Antes de decir nada sobre el caso Villar quizá sean útiles un par de matices. El primero, para aclarar que la acción desplegada ayer no es, como se dijo en tantos medios, «una operación contra la corrupción en el fútbol». Como mucho, es una operación contra una parte de esa corrupción, porque hay mucha más en amaños de partidos, manipulación de apuestas, fraudes en contratos, explotación engañosa de derechos, deudas consentidas por el Estado, falsificación de cuentas y otros muchos escándalos que se publican a diario. En un sector que maneja tantos miles de millones de euros y escaso control, la apropiación indebida y el enriquecimiento personal es mucho más que una tentación.

El segundo, para anotar que a Ángel María Villar le ocurre lo mismo que decía Miguel Roca de Alfonso Guerra cuando saltó el escándalo -hoy pequeñísimo- de su hermano Juan: «Hay mucha gente que le tiene ganas». A Villar le tiene ganas media humanidad. No hay un personaje más cercado por el rumor, las denuncias (aunque pocas han prosperado), las sospechas de turbios manejos de las finanzas de la Federación Española de Fútbol, e incluso el mosqueo por su reelección como presidente nada menos que durante ocho legislaturas.

La Operación Soule ha venido a confirmar que el rumor siempre tiene un fondo de verdad. La UCO investigó a Villar durante más de un año, el juez Pedraz lo escuchó durante tres meses y hay fondo suficiente para sostener graves acusaciones, desde el desvío de ingresos de partidos amistosos a la compra de votos, pasando por el cobro de comisiones o las adjudicaciones a empresas vinculadas a su hijo Gorka. Sin prejuzgar absolutamente nada, el apellido Villar y su entorno de detenidos empieza a sonar como sinónimo de trama organizada para el lucro personal o familiar. Y solo sus amigos, desde Joan Gaspart a José María García, se sorprendieron de verle detenido.
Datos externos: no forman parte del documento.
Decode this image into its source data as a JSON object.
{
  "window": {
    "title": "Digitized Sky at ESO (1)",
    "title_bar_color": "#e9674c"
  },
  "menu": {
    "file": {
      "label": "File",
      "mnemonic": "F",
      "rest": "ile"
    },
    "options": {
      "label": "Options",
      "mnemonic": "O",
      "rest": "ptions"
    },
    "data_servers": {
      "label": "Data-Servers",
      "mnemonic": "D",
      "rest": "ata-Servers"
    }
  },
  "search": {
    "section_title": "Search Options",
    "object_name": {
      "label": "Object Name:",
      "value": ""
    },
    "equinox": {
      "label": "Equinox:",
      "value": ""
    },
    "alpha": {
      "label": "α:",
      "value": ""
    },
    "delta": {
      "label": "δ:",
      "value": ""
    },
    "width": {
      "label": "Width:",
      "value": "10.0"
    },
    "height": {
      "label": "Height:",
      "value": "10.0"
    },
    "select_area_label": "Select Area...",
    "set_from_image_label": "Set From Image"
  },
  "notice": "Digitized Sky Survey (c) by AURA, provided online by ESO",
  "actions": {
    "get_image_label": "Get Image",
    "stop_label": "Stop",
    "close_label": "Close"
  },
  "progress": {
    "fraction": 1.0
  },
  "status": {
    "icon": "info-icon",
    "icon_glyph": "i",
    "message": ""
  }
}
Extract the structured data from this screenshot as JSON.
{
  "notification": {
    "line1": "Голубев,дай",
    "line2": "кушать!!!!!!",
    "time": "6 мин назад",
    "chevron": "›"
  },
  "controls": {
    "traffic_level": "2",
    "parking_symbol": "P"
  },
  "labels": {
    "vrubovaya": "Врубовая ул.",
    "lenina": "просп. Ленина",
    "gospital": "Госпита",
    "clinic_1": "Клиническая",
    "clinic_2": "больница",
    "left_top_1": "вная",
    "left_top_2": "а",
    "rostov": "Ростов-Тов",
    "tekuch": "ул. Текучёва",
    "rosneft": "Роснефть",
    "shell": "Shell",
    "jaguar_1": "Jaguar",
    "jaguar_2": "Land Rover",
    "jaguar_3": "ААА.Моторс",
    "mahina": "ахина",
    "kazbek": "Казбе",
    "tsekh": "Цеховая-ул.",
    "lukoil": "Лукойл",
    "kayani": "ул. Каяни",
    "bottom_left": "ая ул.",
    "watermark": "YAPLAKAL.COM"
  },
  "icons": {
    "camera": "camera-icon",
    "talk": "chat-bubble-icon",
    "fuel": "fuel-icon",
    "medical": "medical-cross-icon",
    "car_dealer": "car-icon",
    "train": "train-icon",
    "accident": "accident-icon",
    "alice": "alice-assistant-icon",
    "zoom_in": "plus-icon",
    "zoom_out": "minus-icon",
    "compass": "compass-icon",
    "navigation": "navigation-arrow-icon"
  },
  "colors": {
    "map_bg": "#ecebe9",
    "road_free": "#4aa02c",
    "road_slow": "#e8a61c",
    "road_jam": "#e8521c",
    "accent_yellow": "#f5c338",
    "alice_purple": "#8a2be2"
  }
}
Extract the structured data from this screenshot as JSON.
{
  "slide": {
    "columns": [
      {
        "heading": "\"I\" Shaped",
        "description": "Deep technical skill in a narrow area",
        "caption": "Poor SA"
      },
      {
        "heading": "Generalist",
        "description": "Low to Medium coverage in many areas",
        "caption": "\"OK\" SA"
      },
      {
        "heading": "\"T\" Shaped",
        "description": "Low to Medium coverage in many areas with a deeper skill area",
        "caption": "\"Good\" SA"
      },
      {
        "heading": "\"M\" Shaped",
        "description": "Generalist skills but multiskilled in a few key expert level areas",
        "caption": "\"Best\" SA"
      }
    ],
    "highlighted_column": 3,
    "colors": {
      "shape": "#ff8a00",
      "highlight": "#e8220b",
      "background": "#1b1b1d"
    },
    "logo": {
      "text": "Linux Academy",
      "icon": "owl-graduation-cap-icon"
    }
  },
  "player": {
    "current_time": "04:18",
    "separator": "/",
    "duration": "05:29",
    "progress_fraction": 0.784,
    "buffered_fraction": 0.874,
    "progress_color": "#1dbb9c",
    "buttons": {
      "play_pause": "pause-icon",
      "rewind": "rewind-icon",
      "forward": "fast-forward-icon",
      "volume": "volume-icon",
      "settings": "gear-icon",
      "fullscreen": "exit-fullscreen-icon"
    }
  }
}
Este hombre debía tener una enorme capacidad de simulación. José María García no es fácil de engañar.

Mientras se culminan las investigaciones y se concretan las acusaciones, este país se vuelve a sumir en las amargas preguntas que le hacen dudar de todo: ¿se dará alguien cuenta del peligro de eternizarse en los cargos? ¿Los mecanismos de control del dinero público están ciegos o demuestran su manifiesta insuficiencia, por no decir indolencia? ¿Se ha empeñado todo el mundo en dar la razón a Podemos cuando habla de trama? ¿Van a seguir nuestros ministros conformándose con el tópico de que la Justicia es igual para todos, como ayer repitió el portavoz del Gobierno? ¿Es que no queda un solo sector que se pueda considerar limpio? Para esta última pregunta tengo una respuesta: a la vista de los hechos, parece que no.